I’ll see you in court…or will I? Impact of arbitration provisions in contracts.
Sometimes tucked away at the end of a commercial contract is a boilerplate provision regarding arbitration. In Indiana, a written agreement to arbitrate is generally enforceable. In fact, Indiana has a strong public policy favoring arbitration. Therefore, assuming the parties’ current dispute falls within the scope of the arbitration agreement, it is likely the parties will need to resolve their dispute in accordance with the terms of the arbitration provision and not necessarily in court.
However, there are some reasons why a court may nevertheless refuse to enforce an arbitration provision, such as, the provision was procured by reasons such as fraud, duress, lack of capacity, or unconscionability. In those instances, a court may find that the arbitration provision to be invalid. Likewise, a party may waive its right to arbitrate notwithstanding an arbitration provision, and despite the fact that the dispute would have been otherwise covered. Generally, a court will look at several factors in determining whether a party has acted in such a way that they have waived their right to insist upon arbitration.

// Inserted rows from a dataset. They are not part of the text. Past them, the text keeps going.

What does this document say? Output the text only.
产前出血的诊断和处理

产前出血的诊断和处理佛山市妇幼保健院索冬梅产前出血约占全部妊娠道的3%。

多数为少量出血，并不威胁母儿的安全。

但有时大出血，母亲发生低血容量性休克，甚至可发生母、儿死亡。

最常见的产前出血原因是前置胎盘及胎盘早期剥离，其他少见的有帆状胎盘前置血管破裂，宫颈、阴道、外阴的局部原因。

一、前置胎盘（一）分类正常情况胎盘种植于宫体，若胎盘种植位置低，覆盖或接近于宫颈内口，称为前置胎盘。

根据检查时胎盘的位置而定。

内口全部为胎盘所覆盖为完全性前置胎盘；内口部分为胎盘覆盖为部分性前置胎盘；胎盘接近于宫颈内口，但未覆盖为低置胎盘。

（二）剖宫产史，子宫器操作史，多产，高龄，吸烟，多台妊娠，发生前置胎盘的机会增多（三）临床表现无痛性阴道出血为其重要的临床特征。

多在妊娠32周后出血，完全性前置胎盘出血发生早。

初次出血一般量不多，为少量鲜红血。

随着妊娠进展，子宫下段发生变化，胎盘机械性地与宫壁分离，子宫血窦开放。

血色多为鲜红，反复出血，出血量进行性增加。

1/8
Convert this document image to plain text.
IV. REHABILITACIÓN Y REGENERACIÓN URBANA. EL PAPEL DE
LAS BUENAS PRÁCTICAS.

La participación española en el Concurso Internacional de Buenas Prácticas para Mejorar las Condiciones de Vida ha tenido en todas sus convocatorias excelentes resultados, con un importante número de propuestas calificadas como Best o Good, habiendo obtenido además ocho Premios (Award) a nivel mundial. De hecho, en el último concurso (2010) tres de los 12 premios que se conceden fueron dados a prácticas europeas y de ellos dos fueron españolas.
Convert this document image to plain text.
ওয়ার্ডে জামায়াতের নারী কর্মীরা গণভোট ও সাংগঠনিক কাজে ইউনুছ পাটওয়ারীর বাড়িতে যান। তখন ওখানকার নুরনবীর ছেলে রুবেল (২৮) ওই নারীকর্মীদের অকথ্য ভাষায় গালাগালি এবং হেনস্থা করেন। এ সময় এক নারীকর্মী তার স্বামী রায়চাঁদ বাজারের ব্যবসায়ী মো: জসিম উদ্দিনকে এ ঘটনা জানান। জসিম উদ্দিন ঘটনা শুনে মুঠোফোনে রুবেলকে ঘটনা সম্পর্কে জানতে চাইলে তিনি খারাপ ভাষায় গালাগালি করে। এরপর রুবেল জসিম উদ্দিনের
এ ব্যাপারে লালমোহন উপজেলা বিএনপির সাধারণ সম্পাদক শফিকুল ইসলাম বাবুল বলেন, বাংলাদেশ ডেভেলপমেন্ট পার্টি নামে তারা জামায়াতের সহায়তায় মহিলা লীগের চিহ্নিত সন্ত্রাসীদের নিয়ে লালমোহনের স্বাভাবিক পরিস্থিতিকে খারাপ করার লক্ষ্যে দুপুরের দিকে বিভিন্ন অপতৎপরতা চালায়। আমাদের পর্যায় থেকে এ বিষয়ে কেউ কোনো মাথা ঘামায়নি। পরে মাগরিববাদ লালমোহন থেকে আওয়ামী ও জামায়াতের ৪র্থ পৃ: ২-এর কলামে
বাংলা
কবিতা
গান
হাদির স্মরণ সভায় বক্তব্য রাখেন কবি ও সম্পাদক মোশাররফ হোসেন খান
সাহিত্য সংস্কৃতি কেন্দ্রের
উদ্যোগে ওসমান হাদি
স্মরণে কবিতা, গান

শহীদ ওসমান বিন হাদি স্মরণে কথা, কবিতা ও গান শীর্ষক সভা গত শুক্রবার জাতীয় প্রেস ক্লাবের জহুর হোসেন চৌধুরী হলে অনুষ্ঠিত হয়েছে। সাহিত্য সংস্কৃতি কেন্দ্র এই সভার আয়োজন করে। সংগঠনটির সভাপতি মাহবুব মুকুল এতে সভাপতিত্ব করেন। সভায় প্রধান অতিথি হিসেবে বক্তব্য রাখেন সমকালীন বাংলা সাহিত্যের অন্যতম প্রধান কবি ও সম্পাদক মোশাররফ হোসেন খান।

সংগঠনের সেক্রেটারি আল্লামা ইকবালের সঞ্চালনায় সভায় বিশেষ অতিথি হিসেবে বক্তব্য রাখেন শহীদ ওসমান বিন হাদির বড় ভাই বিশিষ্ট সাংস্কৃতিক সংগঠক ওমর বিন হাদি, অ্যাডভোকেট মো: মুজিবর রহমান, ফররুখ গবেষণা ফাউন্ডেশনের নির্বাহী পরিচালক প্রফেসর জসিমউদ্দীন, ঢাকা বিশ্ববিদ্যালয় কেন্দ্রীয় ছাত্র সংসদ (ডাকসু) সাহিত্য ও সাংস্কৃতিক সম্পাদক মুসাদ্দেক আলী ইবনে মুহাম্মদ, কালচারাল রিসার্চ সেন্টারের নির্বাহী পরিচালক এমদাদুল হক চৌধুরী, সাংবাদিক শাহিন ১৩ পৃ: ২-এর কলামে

In conclusion, while arbitration provisions can be beneficial in certain circumstances, there are some instances where an arbitration provision might not make sense. Therefore, it is always important to read the boilerplate provisions in any contract and understand exactly what such provisions mean. It is also important to understand the scope of any arbitration provision and to not take any actions inconsistent with such provision if wishing to arbitrate.